AP      It is. Peter, absolutely there are steps that we can take to restore companies that are no longer trading. It requires a bit of work, it’s quite complex but it is something that we do quite regularly and additionally the fact that the company is no longer around won’t impact any potential dust board entitlements that you have either.

C2       Oh right, that’s basically what I wanted to know.

CS       You need to get a little bit of advice by the sound of it Pete.

C2       Yeah I probably would actually.

CS       Ok firstly I have got a $100 Westfield voucher for you.

C2       Oh thank you.

CS       $100 Westfield voucher and I am going to put you through to Hansell and we are going to hook you up with Ann-Maree, you can do as you wish with her advice and maybe there is a case there you may want to pursue. Alright?

C2       Yes. Thank you very much.

CS       Thank you. Let’s put Pete through to Hansell and do all of that. I have got another Peter on line. Hi Peter.

C3       Chris, how are you?

CS       Very well. Ann-Maree is listening.

C3       Hello Ann-Maree. Yeah I worked for the Sydney Water Board back in the early 70s and dust, silicosis was a problem then for the state government in the 50s and 60s so I dont know whether you were aware of it.

CS       How? Connected to what?

C3       Ah with the water board using jack picks and jack hammers. They used to have safety officers coming around when you were using a jack pick and have an atmospheric microscope and check the atmosphere around you when you were working these pieces of equipment and if you’ve ever seen silicosis under a microscope it’s frightening, they are little fractionally sized glass fish hooks and that’s what hooks in your lungs and it is the most painful death. The state government has been aware of this for years Chris and Ann-Maree, you know what I mean. They’ve got problems now on these main road jobs, they’ve got these tunnel boring machines, let’s just hope they are doing the right thing there with the dust collection because it is not only off benchtops, and I tell a lot of the young guys I’ve been working in the building trade for more than 40 years, do you know what is silicosis is and they look at you like clarence the cross eyed lion. They don’t know, they’ve only just started teaching at the tech again, um because it is prepped in.  It’s a bit like black lung disease in the mines in QLD that’s come in. You know….

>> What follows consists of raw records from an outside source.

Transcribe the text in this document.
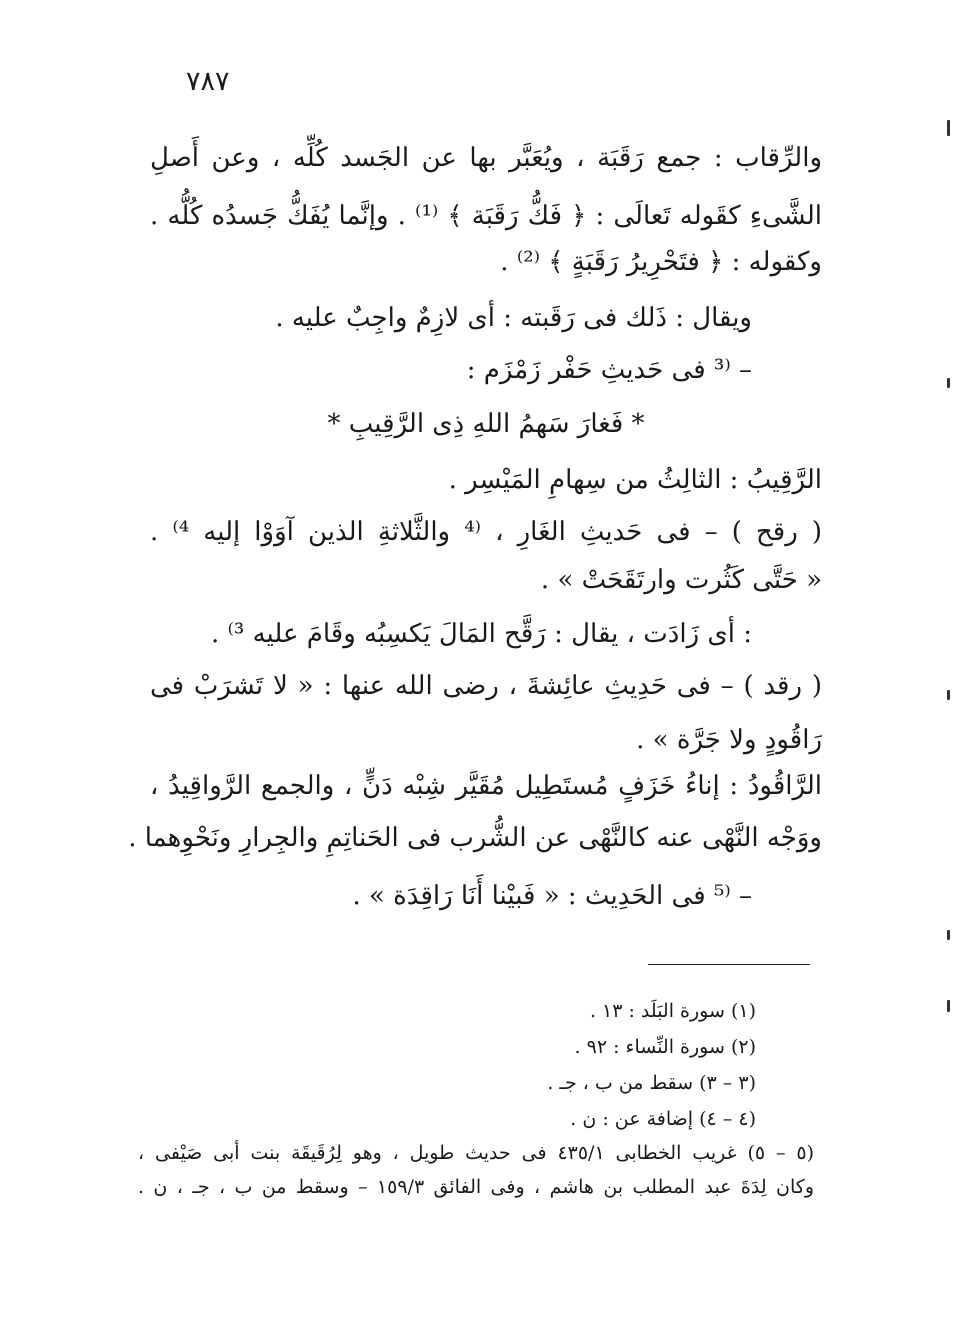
٧٨٧
والرِّقاب : جمع رَقَبَة ، ويُعَبَّر بها عن الجَسد كُلِّه ، وعن أَصلِ
الشَّىءِ كقَوله تَعالَى : ﴿ فَكُّ رَقَبَة ﴾ ⁽¹⁾ . وإنَّما يُفَكُّ جَسدُه كُلُّه .
وكقوله : ﴿ فتَحْرِيرُ رَقَبَةٍ ﴾ ⁽²⁾ .
ويقال : ذَلك فى رَقَبته : أى لازِمٌ واجِبٌ عليه .
– ⁽³ فى حَديثِ حَفْر زَمْزَم :
* فَغارَ سَهمُ اللهِ ذِى الرَّقِيبِ *
الرَّقِيبُ : الثالِثُ من سِهامِ المَيْسِر .
( رقح ) – فى حَديثِ الغَارِ ، ⁽⁴ والثَّلاثةِ الذين آوَوْا إليه ⁴⁾ .
« حَتَّى كَثُرت وارتَقَحَتْ » .
: أى زَادَت ، يقال : رَقَّح المَالَ يَكسِبُه وقَامَ عليه ³⁾ .
( رقد ) – فى حَدِيثِ عائِشةَ ، رضى الله عنها : « لا تَشرَبْ فى
رَاقُودٍ ولا جَرَّة » .
الرَّاقُودُ : إناءُ خَزَفٍ مُستَطِيل مُقَيَّر شِبْه دَنٍّ ، والجمع الرَّواقِيدُ ،
ووَجْه النَّهْى عنه كالنَّهْى عن الشُّرب فى الحَناتِمِ والجِرارِ ونَحْوِهما .
– ⁽⁵ فى الحَدِيث : « فَبيْنا أَنَا رَاقِدَة » .
(١) سورة البَلَد : ١٣ .
(٢) سورة النِّساء : ٩٢ .
(٣ – ٣) سقط من ب ، جـ .
(٤ – ٤) إضافة عن : ن .
(٥ – ٥) غريب الخطابى ٤٣٥/١ فى حديث طويل ، وهو لِرُقَيقَة بنت أبى صَيْفى ،
وكان لِدَةَ عبد المطلب بن هاشم ، وفى الفائق ١٥٩/٣ – وسقط من ب ، جـ ، ن .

AP      I think you’re 100% right Peter, it’s not just from cutting stone that people are getting silicosis, there are lots of other ways that people can be exposed and certainly even when precautions are taken so I have clients who work in environments where there are dust extraction systems but if those systems are inadequate you can still contract these diseases.

CS       Well that was my final question, what if the boss, the company is doing everything imaginable to protect its workers and they still contract some of these diseases.

AP      It depends Chris, so it will depend on the circumstances of each case, how long they’ve been exposed and over what period and what the employer has actually been doing so I’ve got a claim for a client at the moment who was working as a stonemason for about three years and his employer took precautions but the filters in the dust masks weren’t changed frequently enough, they weren’t available enough so even though there were systems in place those systems were still inadequate to stop the dust, to stop them from inhaling the dust.

CS       I do have another caller who I cannot get to because I have run out of time, I couldn’t possibly do this in 15 seconds but he has just gone off the board, John was his name. John if you want to call back on 131873 we can put you in touch with Ann-Maree and maybe your query, your predicament could be dealt with by Ann-Maree Pascoli. Ann-Maree thank you very much for your time this afternoon.

AP      Thank you Chris.

CS       Senior Associate at Turner Freeman’s Parramatta office.